I have multiple large files that I need to import and iterate through them - all of them are xmls and have the same tree structure. The structure is something like this with some extra text apart from the ID so under the Start there are more children element tags: What I would like to do, is to input a list of Ids which I know is wrong and remove that report from the whole XML file. One report is between two "T"s.
<Header>
<Header2>
<Header3>
<T>
<Start>
<Id>abcd</Id>
</Start>
</T>
<T>
<Start>
<Id>qrlf</Id>
</Start>
</T>
</Header3>
</Header2>
</Header>
What I have so far:
from xml.etree import cElementTree as ET
file_path = '/path/to/my_xml.xml'
to_remove = []
root = None
for event, elem in ET.iterparse(file_path, events=("start", "end")):
if event == 'end':
if elem.tag == 'Id':
new_root = elem
#print([elem.tag for elem in new_root.iter()])
for elem2 in new_root.iter('Id'):
id = elem2.text
if id =='abcd':
print(id)
to_remove.append(new_root)
root = elem
for item in to_remove:
root.remove(item)
So the above code obviously doesn't work as the root is the whole xml file starting with Header and it can't find exactly the subelement that I am referring to remove, as its parent is Header3 not Header.
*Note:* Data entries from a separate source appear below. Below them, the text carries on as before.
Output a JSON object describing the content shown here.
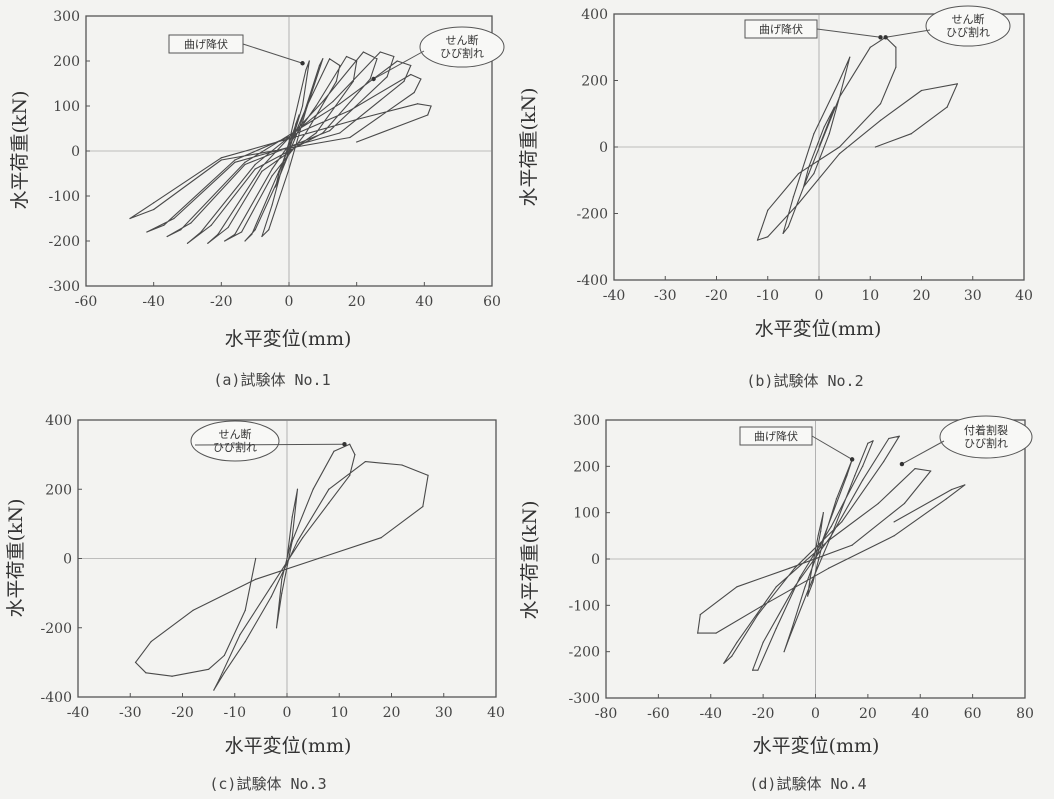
{
  "chart_data": [
    {
      "type": "line",
      "caption": "(a)試験体 No.1",
      "xlabel": "水平変位(mm)",
      "ylabel": "水平荷重(kN)",
      "xlim": [
        -60,
        60
      ],
      "ylim": [
        -300,
        300
      ],
      "xticks": [
        -60,
        -40,
        -20,
        0,
        20,
        40,
        60
      ],
      "yticks": [
        -300,
        -200,
        -100,
        0,
        100,
        200,
        300
      ],
      "xtick_labels": [
        "-60",
        "-40",
        "-20",
        "0",
        "20",
        "40",
        "60"
      ],
      "ytick_labels": [
        "-300",
        "-200",
        "-100",
        "0",
        "100",
        "200",
        "300"
      ],
      "annotations": [
        {
          "text": "曲げ降伏",
          "x": 4,
          "y": 195,
          "shape": "box"
        },
        {
          "text": "せん断\nひび割れ",
          "x": 25,
          "y": 160,
          "shape": "ellipse"
        }
      ],
      "series": [
        {
          "x": [
            0,
            2,
            3,
            -3,
            -4,
            0,
            4,
            6,
            5,
            0,
            -5,
            -8,
            -6,
            0,
            5,
            10,
            9,
            3,
            -3,
            -10,
            -13,
            -11,
            -3,
            5,
            12,
            15,
            14,
            5,
            -5,
            -14,
            -19,
            -16,
            -5,
            8,
            17,
            20,
            19,
            8,
            -8,
            -18,
            -24,
            -21,
            -8,
            10,
            22,
            26,
            24,
            10,
            -10,
            -23,
            -30,
            -26,
            -10,
            13,
            27,
            31,
            29,
            12,
            -13,
            -29,
            -36,
            -32,
            -13,
            15,
            32,
            36,
            34,
            15,
            -16,
            -34,
            -42,
            -37,
            -16,
            18,
            36,
            39,
            37,
            18,
            -20,
            -40,
            -47,
            -40,
            -20,
            20,
            38,
            42,
            41,
            20
          ],
          "y": [
            0,
            60,
            80,
            -50,
            -80,
            0,
            100,
            200,
            180,
            20,
            -120,
            -190,
            -175,
            -40,
            90,
            205,
            190,
            50,
            -60,
            -175,
            -200,
            -185,
            -45,
            95,
            205,
            190,
            155,
            40,
            -55,
            -180,
            -200,
            -185,
            -40,
            100,
            210,
            200,
            155,
            40,
            -45,
            -170,
            -205,
            -185,
            -35,
            110,
            220,
            205,
            160,
            40,
            -40,
            -165,
            -205,
            -180,
            -30,
            110,
            220,
            210,
            165,
            45,
            -30,
            -160,
            -190,
            -175,
            -25,
            105,
            200,
            190,
            155,
            40,
            -25,
            -150,
            -180,
            -165,
            -20,
            90,
            170,
            160,
            130,
            30,
            -20,
            -130,
            -150,
            -115,
            -15,
            70,
            105,
            100,
            80,
            20
          ]
        }
      ]
    },
    {
      "type": "line",
      "caption": "(b)試験体 No.2",
      "xlabel": "水平変位(mm)",
      "ylabel": "水平荷重(kN)",
      "xlim": [
        -40,
        40
      ],
      "ylim": [
        -400,
        400
      ],
      "xticks": [
        -40,
        -30,
        -20,
        -10,
        0,
        10,
        20,
        30,
        40
      ],
      "yticks": [
        -400,
        -200,
        0,
        200,
        400
      ],
      "xtick_labels": [
        "-40",
        "-30",
        "-20",
        "-10",
        "0",
        "10",
        "20",
        "30",
        "40"
      ],
      "ytick_labels": [
        "-400",
        "-200",
        "0",
        "200",
        "400"
      ],
      "annotations": [
        {
          "text": "曲げ降伏",
          "x": 12,
          "y": 330,
          "shape": "box"
        },
        {
          "text": "せん断\nひび割れ",
          "x": 13,
          "y": 330,
          "shape": "ellipse"
        }
      ],
      "series": [
        {
          "x": [
            0,
            2,
            3,
            1,
            -2,
            -3,
            -1,
            2,
            4,
            6,
            4,
            -1,
            -5,
            -7,
            -6,
            -2,
            4,
            10,
            13,
            15,
            15,
            12,
            4,
            -4,
            -10,
            -12,
            -10,
            -4,
            4,
            12,
            20,
            27,
            25,
            18,
            11
          ],
          "y": [
            0,
            80,
            120,
            60,
            -60,
            -120,
            -80,
            40,
            150,
            270,
            200,
            40,
            -150,
            -260,
            -240,
            -80,
            150,
            300,
            330,
            300,
            240,
            130,
            0,
            -80,
            -190,
            -280,
            -270,
            -170,
            -20,
            80,
            170,
            190,
            120,
            40,
            0
          ]
        }
      ]
    },
    {
      "type": "line",
      "caption": "(c)試験体 No.3",
      "xlabel": "水平変位(mm)",
      "ylabel": "水平荷重(kN)",
      "xlim": [
        -40,
        40
      ],
      "ylim": [
        -400,
        400
      ],
      "xticks": [
        -40,
        -30,
        -20,
        -10,
        0,
        10,
        20,
        30,
        40
      ],
      "yticks": [
        -400,
        -200,
        0,
        200,
        400
      ],
      "xtick_labels": [
        "-40",
        "-30",
        "-20",
        "-10",
        "0",
        "10",
        "20",
        "30",
        "40"
      ],
      "ytick_labels": [
        "-400",
        "-200",
        "0",
        "200",
        "400"
      ],
      "annotations": [
        {
          "text": "せん断\nひび割れ",
          "x": 11,
          "y": 330,
          "shape": "ellipse"
        }
      ],
      "series": [
        {
          "x": [
            0,
            1,
            2,
            1,
            0,
            -1,
            -2,
            -1,
            1,
            5,
            9,
            12,
            13,
            12,
            8,
            3,
            -3,
            -9,
            -13,
            -14,
            -12,
            -8,
            -3,
            2,
            8,
            15,
            22,
            27,
            26,
            18,
            6,
            -6,
            -18,
            -26,
            -29,
            -27,
            -22,
            -15,
            -12,
            -8,
            -6
          ],
          "y": [
            0,
            60,
            200,
            120,
            0,
            -60,
            -200,
            -100,
            50,
            200,
            310,
            330,
            300,
            240,
            160,
            60,
            -80,
            -220,
            -350,
            -380,
            -330,
            -240,
            -110,
            50,
            200,
            280,
            270,
            240,
            150,
            60,
            0,
            -60,
            -150,
            -240,
            -300,
            -330,
            -340,
            -320,
            -280,
            -150,
            0
          ]
        }
      ]
    },
    {
      "type": "line",
      "caption": "(d)試験体 No.4",
      "xlabel": "水平変位(mm)",
      "ylabel": "水平荷重(kN)",
      "xlim": [
        -80,
        80
      ],
      "ylim": [
        -300,
        300
      ],
      "xticks": [
        -80,
        -60,
        -40,
        -20,
        0,
        20,
        40,
        60,
        80
      ],
      "yticks": [
        -300,
        -200,
        -100,
        0,
        100,
        200,
        300
      ],
      "xtick_labels": [
        "-80",
        "-60",
        "-40",
        "-20",
        "0",
        "20",
        "40",
        "60",
        "80"
      ],
      "ytick_labels": [
        "-300",
        "-200",
        "-100",
        "0",
        "100",
        "200",
        "300"
      ],
      "annotations": [
        {
          "text": "曲げ降伏",
          "x": 14,
          "y": 215,
          "shape": "box"
        },
        {
          "text": "付着割裂\nひび割れ",
          "x": 33,
          "y": 205,
          "shape": "ellipse"
        }
      ],
      "series": [
        {
          "x": [
            0,
            2,
            3,
            1,
            -2,
            -3,
            -1,
            3,
            8,
            14,
            12,
            4,
            -4,
            -9,
            -12,
            -10,
            -3,
            6,
            15,
            20,
            22,
            18,
            6,
            -6,
            -15,
            -22,
            -24,
            -20,
            -8,
            6,
            18,
            28,
            32,
            26,
            10,
            -8,
            -22,
            -32,
            -35,
            -30,
            -15,
            5,
            24,
            38,
            44,
            34,
            14,
            -10,
            -30,
            -44,
            -45,
            -38,
            -20,
            5,
            30,
            50,
            57,
            52,
            30
          ],
          "y": [
            0,
            60,
            100,
            50,
            -40,
            -80,
            -50,
            40,
            130,
            215,
            180,
            60,
            -60,
            -150,
            -200,
            -170,
            -70,
            50,
            180,
            250,
            255,
            200,
            70,
            -40,
            -150,
            -240,
            -240,
            -180,
            -60,
            50,
            170,
            260,
            265,
            210,
            80,
            -20,
            -120,
            -210,
            -225,
            -180,
            -60,
            40,
            120,
            195,
            190,
            120,
            30,
            -20,
            -60,
            -120,
            -160,
            -160,
            -100,
            -20,
            50,
            130,
            160,
            150,
            80
          ]
        }
      ]
    }
  ]
}
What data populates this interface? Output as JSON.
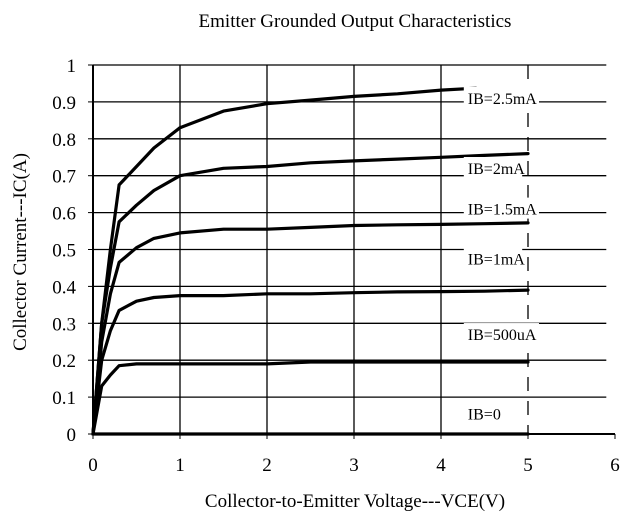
{
  "chart_data": {
    "type": "line",
    "title": "Emitter Grounded Output Characteristics",
    "xlabel": "Collector-to-Emitter Voltage---VCE(V)",
    "ylabel": "Collector Current---IC(A)",
    "xlim": [
      0,
      6
    ],
    "ylim": [
      0,
      1
    ],
    "xticks": [
      "0",
      "1",
      "2",
      "3",
      "4",
      "5",
      "6"
    ],
    "yticks": [
      "0",
      "0.1",
      "0.2",
      "0.3",
      "0.4",
      "0.5",
      "0.6",
      "0.7",
      "0.8",
      "0.9",
      "1"
    ],
    "grid": "horizontal lines plus vertical lines at x=1,2,3,4; dashed vertical line at x=5",
    "legend": "inline curve labels",
    "series": [
      {
        "name": "IB=2.5mA",
        "label_at": [
          4.4,
          0.9
        ],
        "x": [
          0,
          0.1,
          0.2,
          0.3,
          0.5,
          0.7,
          1.0,
          1.5,
          2.0,
          2.5,
          3.0,
          3.5,
          4.0,
          4.4
        ],
        "y": [
          0,
          0.3,
          0.5,
          0.675,
          0.725,
          0.775,
          0.83,
          0.875,
          0.895,
          0.905,
          0.915,
          0.922,
          0.932,
          0.937
        ]
      },
      {
        "name": "IB=2mA",
        "label_at": [
          4.4,
          0.71
        ],
        "x": [
          0,
          0.1,
          0.2,
          0.3,
          0.5,
          0.7,
          1.0,
          1.5,
          2.0,
          2.5,
          3.0,
          3.5,
          4.0,
          4.5,
          5.0
        ],
        "y": [
          0,
          0.3,
          0.45,
          0.575,
          0.62,
          0.66,
          0.7,
          0.72,
          0.725,
          0.735,
          0.74,
          0.745,
          0.75,
          0.755,
          0.76
        ]
      },
      {
        "name": "IB=1.5mA",
        "label_at": [
          4.4,
          0.6
        ],
        "x": [
          0,
          0.1,
          0.2,
          0.3,
          0.5,
          0.7,
          1.0,
          1.5,
          2.0,
          2.5,
          3.0,
          3.5,
          4.0,
          4.5,
          5.0
        ],
        "y": [
          0,
          0.25,
          0.38,
          0.465,
          0.505,
          0.53,
          0.545,
          0.555,
          0.555,
          0.56,
          0.565,
          0.567,
          0.568,
          0.57,
          0.572
        ]
      },
      {
        "name": "IB=1mA",
        "label_at": [
          4.4,
          0.465
        ],
        "x": [
          0,
          0.1,
          0.2,
          0.3,
          0.5,
          0.7,
          1.0,
          1.5,
          2.0,
          2.5,
          3.0,
          3.5,
          4.0,
          4.5,
          5.0
        ],
        "y": [
          0,
          0.2,
          0.28,
          0.335,
          0.36,
          0.37,
          0.375,
          0.375,
          0.38,
          0.38,
          0.383,
          0.385,
          0.386,
          0.387,
          0.39
        ]
      },
      {
        "name": "IB=500uA",
        "label_at": [
          4.4,
          0.26
        ],
        "x": [
          0,
          0.1,
          0.2,
          0.3,
          0.5,
          1.0,
          1.5,
          2.0,
          2.5,
          3.0,
          3.5,
          4.0,
          4.5,
          5.0
        ],
        "y": [
          0,
          0.13,
          0.16,
          0.185,
          0.19,
          0.19,
          0.19,
          0.19,
          0.195,
          0.195,
          0.195,
          0.195,
          0.195,
          0.195
        ]
      },
      {
        "name": "IB=0",
        "label_at": [
          4.4,
          0.045
        ],
        "x": [
          0,
          5.0
        ],
        "y": [
          0,
          0
        ]
      }
    ]
  }
}
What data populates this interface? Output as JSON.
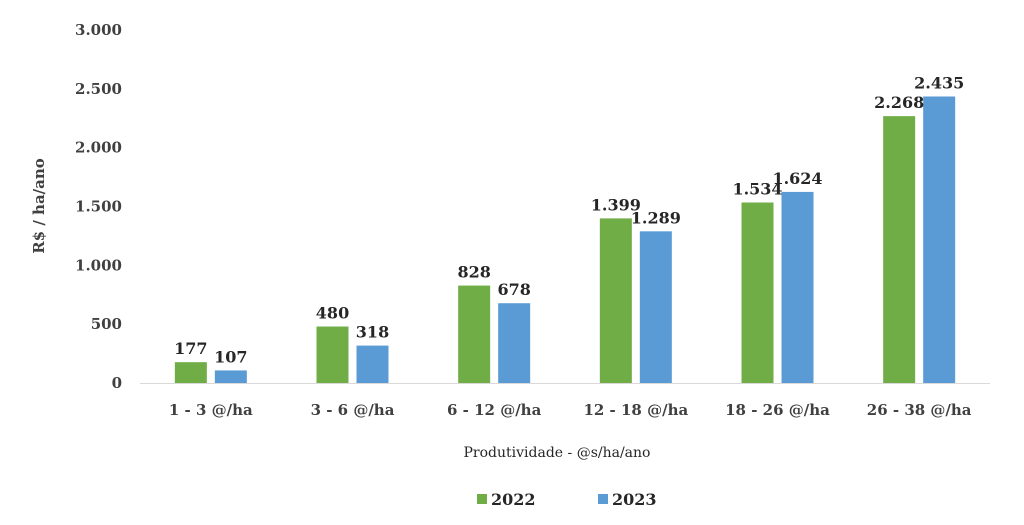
{
  "chart_data": {
    "type": "bar",
    "categories": [
      "1 - 3 @/ha",
      "3 - 6 @/ha",
      "6 - 12 @/ha",
      "12 - 18 @/ha",
      "18 - 26 @/ha",
      "26 - 38 @/ha"
    ],
    "series": [
      {
        "name": "2022",
        "values": [
          177,
          480,
          828,
          1399,
          1534,
          2268
        ],
        "labels": [
          "177",
          "480",
          "828",
          "1.399",
          "1.534",
          "2.268"
        ],
        "color": "#70ad47"
      },
      {
        "name": "2023",
        "values": [
          107,
          318,
          678,
          1289,
          1624,
          2435
        ],
        "labels": [
          "107",
          "318",
          "678",
          "1.289",
          "1.624",
          "2.435"
        ],
        "color": "#5b9bd5"
      }
    ],
    "title": "",
    "xlabel": "Produtividade - @s/ha/ano",
    "ylabel": "R$ / ha/ano",
    "ylim": [
      0,
      3000
    ],
    "yticks": [
      0,
      500,
      1000,
      1500,
      2000,
      2500,
      3000
    ],
    "ytick_labels": [
      "0",
      "500",
      "1.000",
      "1.500",
      "2.000",
      "2.500",
      "3.000"
    ],
    "grid": false,
    "legend_position": "bottom",
    "axis_color": "#d9d9d9"
  }
}
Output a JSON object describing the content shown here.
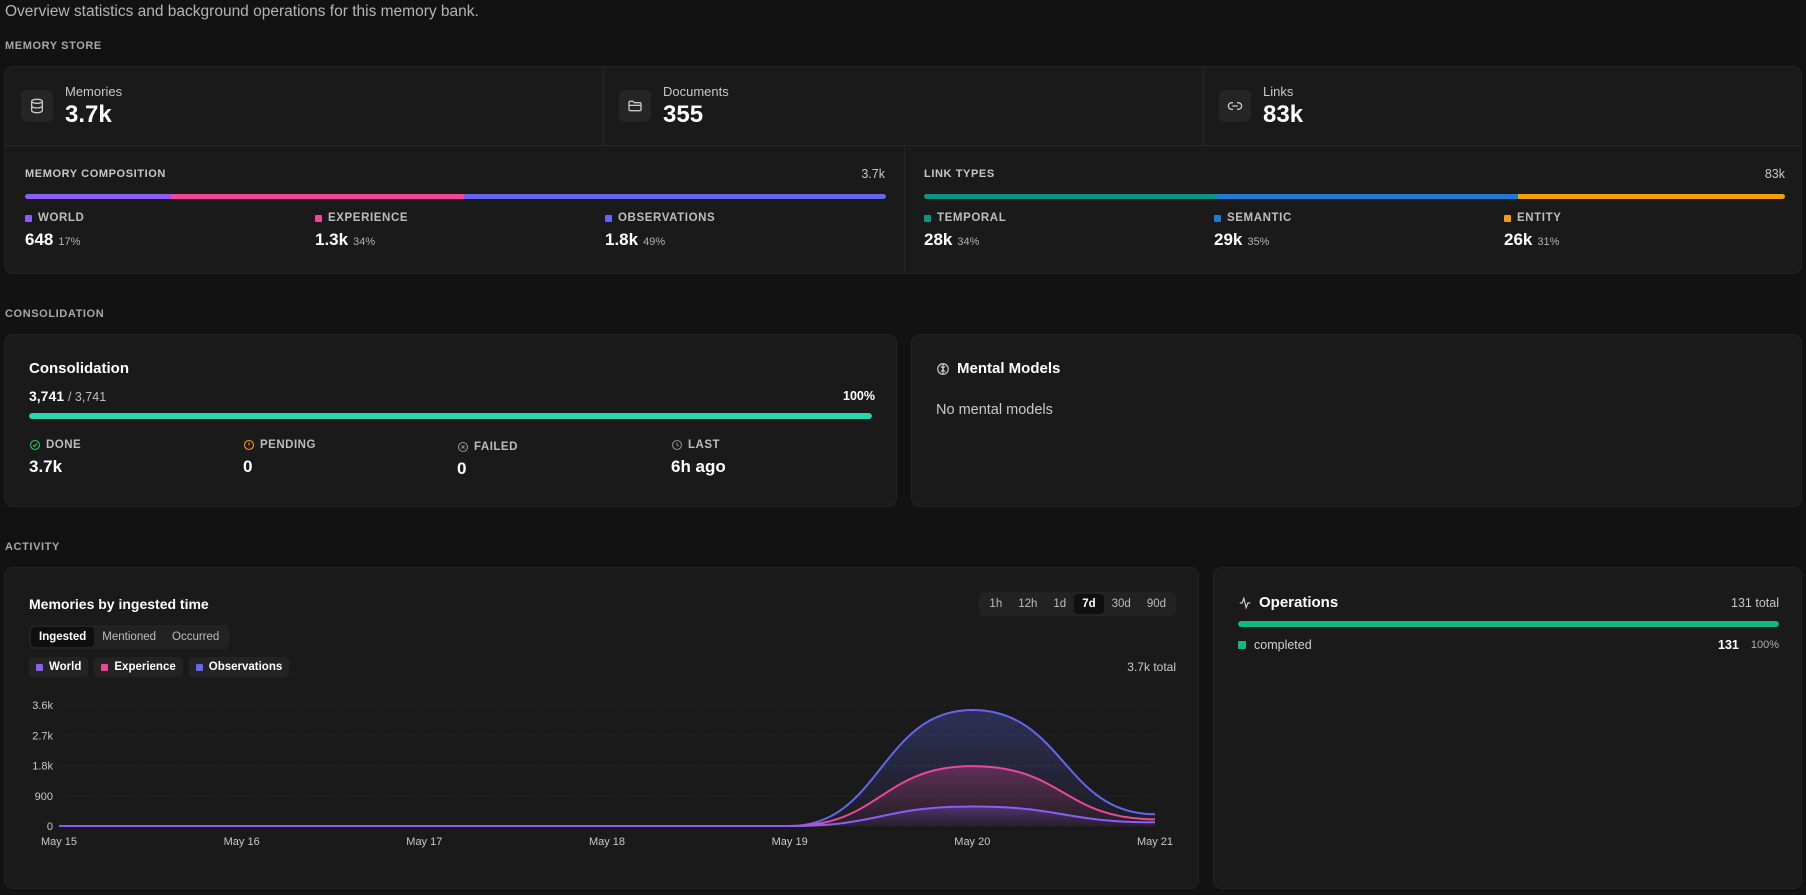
{
  "page": {
    "subtitle": "Overview statistics and background operations for this memory bank."
  },
  "sections": {
    "memory_store": "MEMORY STORE",
    "consolidation": "CONSOLIDATION",
    "activity": "ACTIVITY"
  },
  "stats": [
    {
      "label": "Memories",
      "value": "3.7k",
      "icon": "database-icon"
    },
    {
      "label": "Documents",
      "value": "355",
      "icon": "folder-icon"
    },
    {
      "label": "Links",
      "value": "83k",
      "icon": "link-icon"
    }
  ],
  "composition": {
    "title": "MEMORY COMPOSITION",
    "total": "3.7k",
    "items": [
      {
        "name": "WORLD",
        "value": "648",
        "pct": "17%",
        "fraction": 0.17,
        "color": "#8b5cf6"
      },
      {
        "name": "EXPERIENCE",
        "value": "1.3k",
        "pct": "34%",
        "fraction": 0.34,
        "color": "#ec4899"
      },
      {
        "name": "OBSERVATIONS",
        "value": "1.8k",
        "pct": "49%",
        "fraction": 0.49,
        "color": "#6366f1"
      }
    ]
  },
  "link_types": {
    "title": "LINK TYPES",
    "total": "83k",
    "items": [
      {
        "name": "TEMPORAL",
        "value": "28k",
        "pct": "34%",
        "fraction": 0.34,
        "color": "#0d9488"
      },
      {
        "name": "SEMANTIC",
        "value": "29k",
        "pct": "35%",
        "fraction": 0.35,
        "color": "#2079d4"
      },
      {
        "name": "ENTITY",
        "value": "26k",
        "pct": "31%",
        "fraction": 0.31,
        "color": "#f59e0b"
      }
    ]
  },
  "consolidation": {
    "title": "Consolidation",
    "done_count": "3,741",
    "total_count": "/ 3,741",
    "percent": "100%",
    "progress": 1.0,
    "progress_color": "#2dd4b0",
    "stats": [
      {
        "label": "DONE",
        "value": "3.7k",
        "icon": "check-circle-icon",
        "color": "#22c55e"
      },
      {
        "label": "PENDING",
        "value": "0",
        "icon": "alert-circle-icon",
        "color": "#f59e0b"
      },
      {
        "label": "FAILED",
        "value": "0",
        "icon": "x-circle-icon",
        "color": "#8a8a8a"
      },
      {
        "label": "LAST",
        "value": "6h ago",
        "icon": "clock-icon",
        "color": "#8a8a8a"
      }
    ]
  },
  "mental_models": {
    "title": "Mental Models",
    "icon": "brain-icon",
    "empty_text": "No mental models"
  },
  "activity_chart": {
    "title": "Memories by ingested time",
    "ranges": [
      "1h",
      "12h",
      "1d",
      "7d",
      "30d",
      "90d"
    ],
    "active_range": "7d",
    "modes": [
      "Ingested",
      "Mentioned",
      "Occurred"
    ],
    "active_mode": "Ingested",
    "total_text": "3.7k total"
  },
  "chart_data": {
    "type": "area",
    "x": [
      "May 15",
      "May 16",
      "May 17",
      "May 18",
      "May 19",
      "May 20",
      "May 21"
    ],
    "yticks": [
      "0",
      "900",
      "1.8k",
      "2.7k",
      "3.6k"
    ],
    "ylim": [
      0,
      3600
    ],
    "series": [
      {
        "name": "World",
        "color": "#8b5cf6",
        "values": [
          0,
          0,
          0,
          0,
          0,
          580,
          110
        ]
      },
      {
        "name": "Experience",
        "color": "#ec4899",
        "values": [
          0,
          0,
          0,
          0,
          0,
          1780,
          200
        ]
      },
      {
        "name": "Observations",
        "color": "#6366f1",
        "values": [
          0,
          0,
          0,
          0,
          0,
          3450,
          350
        ]
      }
    ]
  },
  "operations": {
    "title": "Operations",
    "icon": "activity-icon",
    "total": "131 total",
    "items": [
      {
        "name": "completed",
        "count": "131",
        "pct": "100%",
        "fraction": 1.0,
        "color": "#10b981"
      }
    ]
  }
}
So the desired output would be:
<Header>
<Header2>
<Header3>
<T>
<Start>
<Id>qrlf</Id>
</Start>
</T>
</Header3>
</Header2>
</Header>
Going forward it is not a single value that I am to input to remove but thousands of values, so going to be a list, I just thought it is easier to represent the problem this way. Any help is appreciated.